Nuestro país se encuentra atravesado por una nueva crisis social que nos plantea nuevas tareas a los historiadores. La vitalidad de recuperar este breve itinerario de José Luis Romero está sujeto a repensar, en este marco, el estado de nuestra disciplina y la necesidad de un debate historiográfico signado por otra perspectiva, una historia marxista que desde el otro lado de la barricada desnude los discursos oficiales, que tenga como punto de partida los intereses de la clase obrera y los sectores populares, con el fin de reconstruir el pasado y desenmascarar, entre otras cosas, el supuesto “estado natural de las cosas actuales”. Recuperar las experiencias de la lucha de clases en función de un proyecto transformador, revolucionario para contribuir a que no sea –como hasta ahora– el pueblo laborioso el que pague la fiesta ajena.
Liliana O. Caló
Notas
[1] Se sumaba a la labor de otros intelectuales como el sociólogo Gino Germani, al frente de la reorganización de los programas de investigación universitaria que a tono con la política del gobierno se “desperonizaban”.
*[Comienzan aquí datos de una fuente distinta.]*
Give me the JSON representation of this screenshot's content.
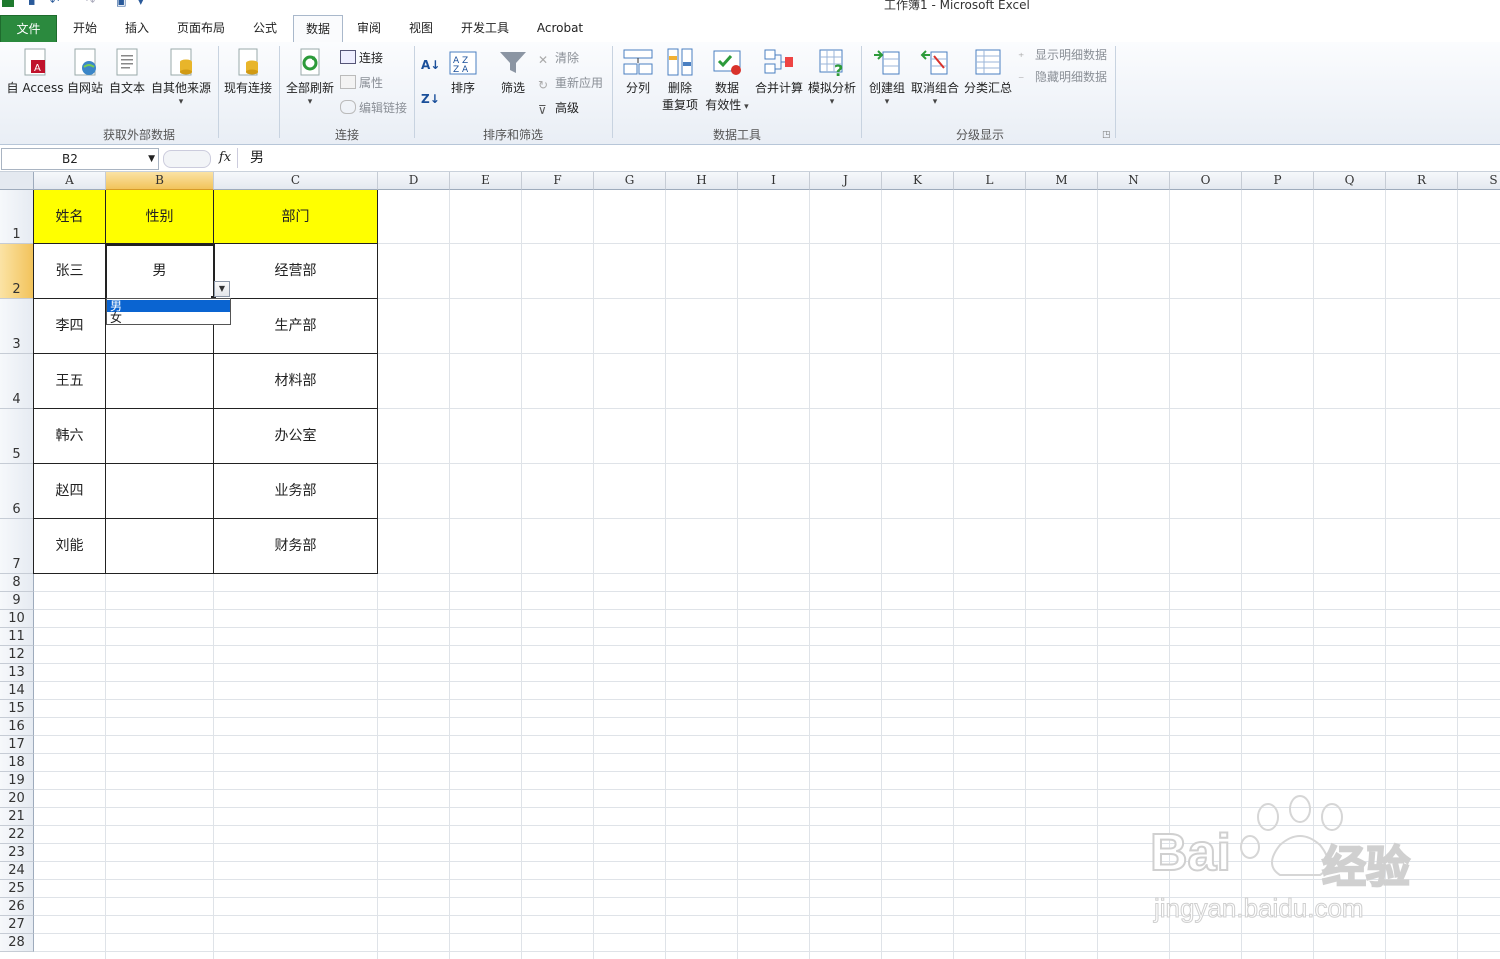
{
  "window": {
    "title": "工作簿1 - Microsoft Excel"
  },
  "tabs": [
    {
      "label": "文件"
    },
    {
      "label": "开始"
    },
    {
      "label": "插入"
    },
    {
      "label": "页面布局"
    },
    {
      "label": "公式"
    },
    {
      "label": "数据"
    },
    {
      "label": "审阅"
    },
    {
      "label": "视图"
    },
    {
      "label": "开发工具"
    },
    {
      "label": "Acrobat"
    }
  ],
  "ribbon": {
    "groups": {
      "external": "获取外部数据",
      "connections": "连接",
      "sortfilter": "排序和筛选",
      "datatools": "数据工具",
      "outline": "分级显示"
    },
    "buttons": {
      "access": "自 Access",
      "web": "自网站",
      "text": "自文本",
      "other": "自其他来源",
      "existing": "现有连接",
      "refresh": "全部刷新",
      "connections": "连接",
      "properties": "属性",
      "editlinks": "编辑链接",
      "sort": "排序",
      "filter": "筛选",
      "clear": "清除",
      "reapply": "重新应用",
      "advanced": "高级",
      "split": "分列",
      "remove_dup_1": "删除",
      "remove_dup_2": "重复项",
      "validation_1": "数据",
      "validation_2": "有效性",
      "consolidate": "合并计算",
      "whatif": "模拟分析",
      "group": "创建组",
      "ungroup": "取消组合",
      "subtotal": "分类汇总",
      "show_detail": "显示明细数据",
      "hide_detail": "隐藏明细数据"
    }
  },
  "formula_bar": {
    "name_box": "B2",
    "fx": "fx",
    "value": "男"
  },
  "columns": [
    "A",
    "B",
    "C",
    "D",
    "E",
    "F",
    "G",
    "H",
    "I",
    "J",
    "K",
    "L",
    "M",
    "N",
    "O",
    "P",
    "Q",
    "R",
    "S"
  ],
  "rows": [
    "1",
    "2",
    "3",
    "4",
    "5",
    "6",
    "7",
    "8",
    "9",
    "10",
    "11",
    "12",
    "13",
    "14",
    "15",
    "16",
    "17",
    "18",
    "19",
    "20",
    "21",
    "22",
    "23",
    "24",
    "25",
    "26",
    "27",
    "28"
  ],
  "cells": {
    "header": [
      "姓名",
      "性别",
      "部门"
    ],
    "names": [
      "张三",
      "李四",
      "王五",
      "韩六",
      "赵四",
      "刘能"
    ],
    "gender": [
      "男",
      "",
      "",
      "",
      "",
      ""
    ],
    "depts": [
      "经营部",
      "生产部",
      "材料部",
      "办公室",
      "业务部",
      "财务部"
    ]
  },
  "dropdown": {
    "options": [
      "男",
      "女"
    ],
    "selected": 0
  },
  "watermark": {
    "brand": "Bai",
    "cn": "经验",
    "url": "jingyan.baidu.com"
  },
  "colors": {
    "header_fill": "#ffff00",
    "file_tab": "#2b8a3e",
    "selection": "#0a64d1"
  }
}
[2] Aparecieron 12 números, entre septiembre de 1953 y junio de 1956.
[3] A finales de 1957 Romero se hizo cargo de la cátedra de Historia Social como parte de la reorganizada carrera de Sociología, y lo hará después en la carrera de Historia. Habrá que esperar más de cuatro décadas para que la Facultad habilitara una cátedra paralela a la suya, luego de años de lucha de estudiantes de la carrera de Historia.
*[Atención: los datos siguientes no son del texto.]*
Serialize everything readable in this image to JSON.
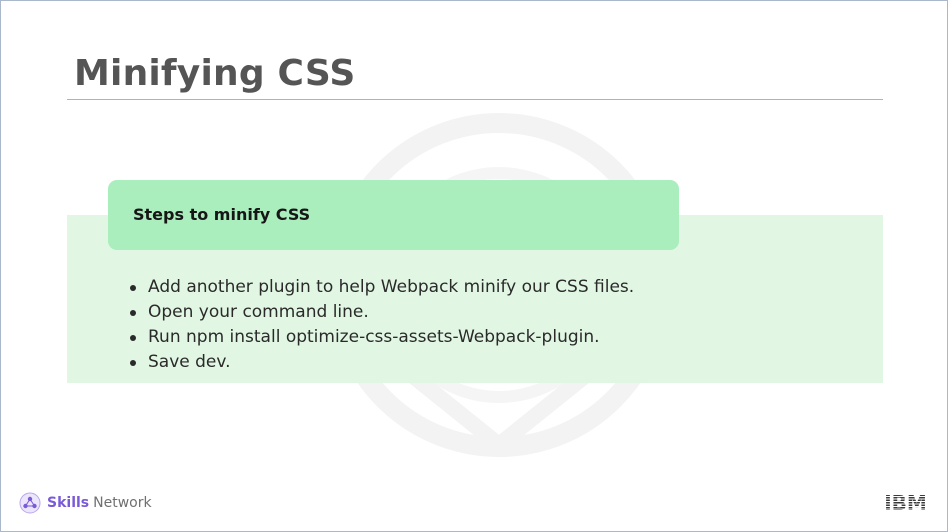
{
  "slide": {
    "title": "Minifying CSS",
    "section_header": "Steps to minify CSS",
    "bullets": [
      "Add another plugin to help Webpack minify our CSS files.",
      "Open your command line.",
      "Run npm install optimize-css-assets-Webpack-plugin.",
      "Save dev."
    ]
  },
  "footer": {
    "brand_bold": "Skills",
    "brand_rest": "Network",
    "brand_icon": "skills-network-icon",
    "logo": "ibm-logo",
    "logo_text": "IBM"
  },
  "colors": {
    "title": "#555555",
    "header_box": "#a9eebc",
    "panel": "#e1f7e4",
    "rule": "#a9b3c4",
    "brand_accent": "#7a5ad6",
    "ibm_logo": "#3a3a3a"
  }
}
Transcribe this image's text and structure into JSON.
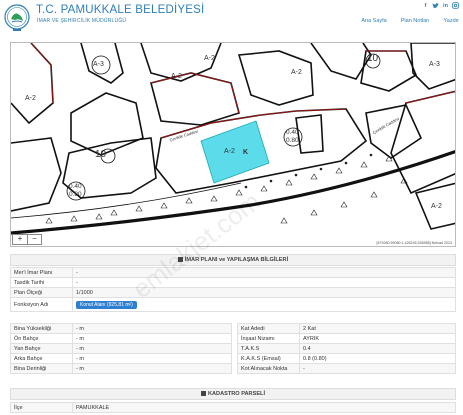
{
  "header": {
    "title": "T.C. PAMUKKALE BELEDİYESİ",
    "subtitle": "İMAR VE ŞEHİRCİLİK MÜDÜRLÜĞÜ",
    "nav": [
      "Ana Sayfa",
      "Plan Notları",
      "Yazdır"
    ],
    "social": [
      "facebook-icon",
      "twitter-icon",
      "linkedin-icon",
      "instagram-icon"
    ]
  },
  "map": {
    "zoom_in": "+",
    "zoom_out": "−",
    "coords": "[679280,99080:1-426245,536988] Netcad 2023",
    "labels": {
      "a1": "A-3",
      "a2": "A-2",
      "a3": "A-2",
      "a4": "A-2",
      "a5": "A-2",
      "a6": "A-2",
      "a7": "A-3",
      "a8": "A-2",
      "n10a": "10",
      "n10b": "10",
      "k": "K",
      "r1": "0.40",
      "r2": "0.80",
      "r3": "0.40",
      "r4": "0.80",
      "street1": "Çeviklik Caddesi",
      "street2": "Çeviklik Caddesi"
    },
    "highlight_color": "#3fd6e6"
  },
  "imar": {
    "title": "İMAR PLANI ve YAPILAŞMA BİLGİLERİ",
    "rows": [
      {
        "label": "Mer'i İmar Planı",
        "value": "-"
      },
      {
        "label": "Tasdik Tarihi",
        "value": "-"
      },
      {
        "label": "Plan Ölçeği",
        "value": "1/1000"
      },
      {
        "label": "Fonksiyon Adı",
        "value": "Konut Alanı (925,81 m²)"
      }
    ]
  },
  "yapilasma": {
    "left": [
      {
        "label": "Bina Yüksekliği",
        "value": "- m"
      },
      {
        "label": "Ön Bahçe",
        "value": "- m"
      },
      {
        "label": "Yan Bahçe",
        "value": "- m"
      },
      {
        "label": "Arka Bahçe",
        "value": "- m"
      },
      {
        "label": "Bina Derinliği",
        "value": "- m"
      }
    ],
    "right": [
      {
        "label": "Kat Adedi",
        "value": "2 Kat"
      },
      {
        "label": "İnşaat Nizamı",
        "value": "AYRIK"
      },
      {
        "label": "T.A.K.S",
        "value": "0.4"
      },
      {
        "label": "K.A.K.S (Emsal)",
        "value": "0.8 (0.80)"
      },
      {
        "label": "Kot Alınacak Nokta",
        "value": "-"
      }
    ]
  },
  "kadastro": {
    "title": "KADASTRO PARSELİ",
    "rows": [
      {
        "label": "İlçe",
        "value": "PAMUKKALE"
      }
    ]
  },
  "watermark": "emlakjet.com"
}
[4] En 1933 publica La formación histórica, “que recoge una conferencia pronunciada en la Universidad del Litoral, exhibe toda la distancia que lo separaba de la historiografía erudita y profesional, sea entendida ella en sus más remotas raíces rankeanas, sea en la escuela del método en sus versiones alemana (Bernheim) o francesa (Langlois y Seignobos) y no solamente en la variante argentina encarnada por la Nueva Escuela Histórica” (Fernando Devoto y Nora Pagano, Historia de la historiografía argentina, Bs. As., Editorial Sudamericana, 2009, p. 343).
[5] Félix Luna, Conversaciones con José Luis Romero, Bs. As., Sudamericana-Ediciones Bolsillo, 1986, p. 29.
[6] Ibídem, p. 137.
[7] José Luis Romero, Breve Historia de la Argentina, Bs. As., Editorial Abril, 1987.
[8] José Luis Romero, Las ideas políticas en Argentina, bs. As., Fondo de Cultura Económica, 1992, pp. 10-1.
[9] Carlos Altamirano, “José Luis Romero y la idea de la Argentina aluvial”, Revista Prisma N.° 5, Bs. As., 2001.
[10] En 1943 aparece Mitre, un historiador frente al destino nacional, contextualizada en la crisis que desata el golpe de junio de ese mismo año.
[11] José Luis Romero, Las ideas políticas en Argentina, ob. cit., p. 297.
[12] Ibídem, p. 245.
[13] El Partido Socialista apoyó la “Revolución Libertadora”. Así lo manifestaba en La Vanguardia: “los socialistas argentinos saludan emocionados el gran esfuerzo de liberación de la tiranía que acaba de realizar el pueblo argentino con la ayuda principal y decisiva de la aviación, de la escuadra y del ejército, y confía en que la magna tarea de reordenamiento que espera al gobierno militar, será conducida hasta el fin con la misma decisión, cordura y patriotismo con que ha sido llevada hasta aquí”. Ver Panella, Claudio (2007), “Los socialistas y la Revolución Libertadora. La Vanguardia y los fusilamientos de junio de 1956”, Anuario del Instituto de Historia Argentina (7). Luego del golpe Romero fue elegido presidente del Congreso partidario de 1956 y miembro de su Comité Ejecutivo en 1957.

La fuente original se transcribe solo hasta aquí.